Warte odnotowania też jest, że system posiada nowoczesną wyszukiwarkę, uczącą się fraz na podobnej zasadzie, jak Google. Potrafi ona znaleźć pożądane towary szybciej po indywidualnym sposobie szukania i dać rekomendacje. Ten system, jak i listy zakupowe, to system bazujący na zaawansowanych algorytmach. W połączeniu z ogromną, zintegrowaną bazą danych, może zapewnić właścicielom sklepów spożywczych przewagę, lub przynajmniej zapewnić równe szanse w konkurencji z większymi sieciami.
W dzisiejszym świecie ktoś, kto ma dużo danych wygrywa - mówi Tomasz Polański, dyrektor generalny Eurocash Dystrybucja. – Dzięki nowoczesnym i unikalnym w skali branży technologiom wspieramy rozwój małych sklepów. W tej chwili wielu sklepikarzy jest nadal w epoce kartek, a to jest przeskok. Zamówienie zajmie w końcu tyle, co jeden klik.

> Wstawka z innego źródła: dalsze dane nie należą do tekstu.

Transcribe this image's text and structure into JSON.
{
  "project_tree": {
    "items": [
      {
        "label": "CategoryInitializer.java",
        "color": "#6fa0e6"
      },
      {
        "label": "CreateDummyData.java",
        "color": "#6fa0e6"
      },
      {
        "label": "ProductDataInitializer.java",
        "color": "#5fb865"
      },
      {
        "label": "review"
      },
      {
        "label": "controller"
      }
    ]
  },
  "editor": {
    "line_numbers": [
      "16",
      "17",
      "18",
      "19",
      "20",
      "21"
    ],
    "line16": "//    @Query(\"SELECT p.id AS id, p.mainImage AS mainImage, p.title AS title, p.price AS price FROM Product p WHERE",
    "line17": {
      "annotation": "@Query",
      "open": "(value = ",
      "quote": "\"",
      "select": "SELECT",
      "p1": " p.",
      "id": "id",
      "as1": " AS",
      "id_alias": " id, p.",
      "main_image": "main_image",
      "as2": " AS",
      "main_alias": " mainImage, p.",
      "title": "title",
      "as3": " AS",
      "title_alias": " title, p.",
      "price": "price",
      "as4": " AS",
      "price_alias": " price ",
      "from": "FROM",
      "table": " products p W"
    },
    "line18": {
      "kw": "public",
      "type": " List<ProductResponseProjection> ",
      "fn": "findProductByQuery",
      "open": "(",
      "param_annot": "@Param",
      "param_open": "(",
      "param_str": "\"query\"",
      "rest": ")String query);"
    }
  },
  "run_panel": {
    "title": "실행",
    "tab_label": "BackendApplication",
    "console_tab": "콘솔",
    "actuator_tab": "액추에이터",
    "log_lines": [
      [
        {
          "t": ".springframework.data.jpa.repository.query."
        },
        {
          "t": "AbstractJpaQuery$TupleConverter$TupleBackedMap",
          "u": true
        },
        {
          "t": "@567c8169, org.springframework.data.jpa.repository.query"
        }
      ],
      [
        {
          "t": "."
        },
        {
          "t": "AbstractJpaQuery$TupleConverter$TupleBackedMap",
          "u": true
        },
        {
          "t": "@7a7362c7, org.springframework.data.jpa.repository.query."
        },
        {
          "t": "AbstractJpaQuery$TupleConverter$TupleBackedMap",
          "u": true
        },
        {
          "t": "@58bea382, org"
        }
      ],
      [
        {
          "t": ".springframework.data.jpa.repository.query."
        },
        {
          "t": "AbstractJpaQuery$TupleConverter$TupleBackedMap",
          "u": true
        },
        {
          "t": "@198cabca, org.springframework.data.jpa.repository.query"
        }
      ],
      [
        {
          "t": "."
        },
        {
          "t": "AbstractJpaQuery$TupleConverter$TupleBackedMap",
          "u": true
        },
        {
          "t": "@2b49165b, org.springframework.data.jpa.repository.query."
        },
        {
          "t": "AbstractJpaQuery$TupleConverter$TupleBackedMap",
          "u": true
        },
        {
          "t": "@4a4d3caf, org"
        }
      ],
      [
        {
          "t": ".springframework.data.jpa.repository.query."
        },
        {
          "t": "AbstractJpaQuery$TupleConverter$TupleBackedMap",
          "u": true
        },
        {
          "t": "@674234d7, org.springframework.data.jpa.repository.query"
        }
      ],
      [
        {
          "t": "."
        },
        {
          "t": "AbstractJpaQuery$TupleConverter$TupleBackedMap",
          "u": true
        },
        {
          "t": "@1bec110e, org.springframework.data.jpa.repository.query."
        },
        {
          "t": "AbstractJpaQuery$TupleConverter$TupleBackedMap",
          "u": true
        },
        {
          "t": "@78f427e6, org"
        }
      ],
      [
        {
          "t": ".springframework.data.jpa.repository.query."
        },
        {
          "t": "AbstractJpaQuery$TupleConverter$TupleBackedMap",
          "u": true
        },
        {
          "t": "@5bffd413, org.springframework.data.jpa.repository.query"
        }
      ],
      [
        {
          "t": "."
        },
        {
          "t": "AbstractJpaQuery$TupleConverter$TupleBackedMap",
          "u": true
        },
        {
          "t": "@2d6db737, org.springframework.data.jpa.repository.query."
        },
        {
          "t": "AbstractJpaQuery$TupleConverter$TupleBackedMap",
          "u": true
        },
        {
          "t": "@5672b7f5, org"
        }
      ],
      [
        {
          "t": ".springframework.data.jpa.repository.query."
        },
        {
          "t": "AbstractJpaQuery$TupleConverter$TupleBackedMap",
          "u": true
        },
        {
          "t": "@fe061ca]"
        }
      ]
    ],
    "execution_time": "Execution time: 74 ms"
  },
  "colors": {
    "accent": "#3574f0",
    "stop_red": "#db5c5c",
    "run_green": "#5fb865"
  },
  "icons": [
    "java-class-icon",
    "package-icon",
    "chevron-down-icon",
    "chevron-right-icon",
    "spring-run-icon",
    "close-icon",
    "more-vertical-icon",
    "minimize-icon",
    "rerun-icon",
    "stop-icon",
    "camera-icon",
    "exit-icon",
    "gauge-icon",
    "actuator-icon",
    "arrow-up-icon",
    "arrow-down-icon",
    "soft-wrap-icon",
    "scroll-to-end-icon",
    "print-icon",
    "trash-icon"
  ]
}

Co też ważne, nowa platforma zamówień Eurocash nie tylko dostarcza same dane, ale podpowiada także automatycznie, co w związku z tym dany kierownik sklepu może zrobić, by zwiększyć sprzedaż.
System analizuje konsumentów - wiek, płeć, zamożność preferencje - ale nasz system idzie o krok dalej i daje naszemu klientowi rekomendacje. Mówi: taki jest fakt, a taka jest dla ciebie rekomendacja – mówi. - Łączymy to wszystko w tzw. omnichannel – bardzo modna ostatnio rzecz, wszystko w jednym miejscu. Promocje, zmawianie, płatności, dostawa, obsługa klienta. Pełne 360 stopni koło omnichannel.
To kolejny w ostatnich dniach przykład, jak drastycznie cyfrowa transformacja zmienia oblicze prowadzenia biznesów, w których ciężko, jeszcze kilka lat temu, było wyobrazić sobie jakiekolwiek zmiany. Szczególnie, że systemem zarządzania wielu właścicieli sklepów jest nadal system: kartka + długopis. Jak zaznaczają przedstawiciele Eurocash, skokowy rozwój technologii ułatwił właścicielom sklepów przejście na ich rozwiązania, ponieważ wielu właścicieli sklepów, choć opierało się komputerowym systemom zamówień, bez problemów i momentalnie „przeskoczyło” na łatwą w obsłudze aplikację na smartfony.
Dajemy nową siłę. Pomagamy detalistom jeszcze lepiej konkurować z handlem zorganizowanym – mówi Andrzej Szałowski, dyrektor marketingu Eurocash Dystrybucja. - To musi być efektywne, szybkie proste, co dobrze wygląda i oszczędza czas. To, co znajduje się pod spodem, to coś, w co dużo zainwestowaliśmy. To rozwiązanie bazuje na elementach systemu chmurowego, na bieżąco reaguje na zainteresowania klientów, na bieżąco dostarcza zaawansowaną analitykę, personalizując najważniejsze dla danego klienta informacje – dodaje.
Platforma eurocash.pl dostępna jest w trzech wersjach: online, cloud i mobile. W przyszłości planowane jest udostępnienie narzędzia klientom pozostałych jednostek biznesowych Grupy Eurocash.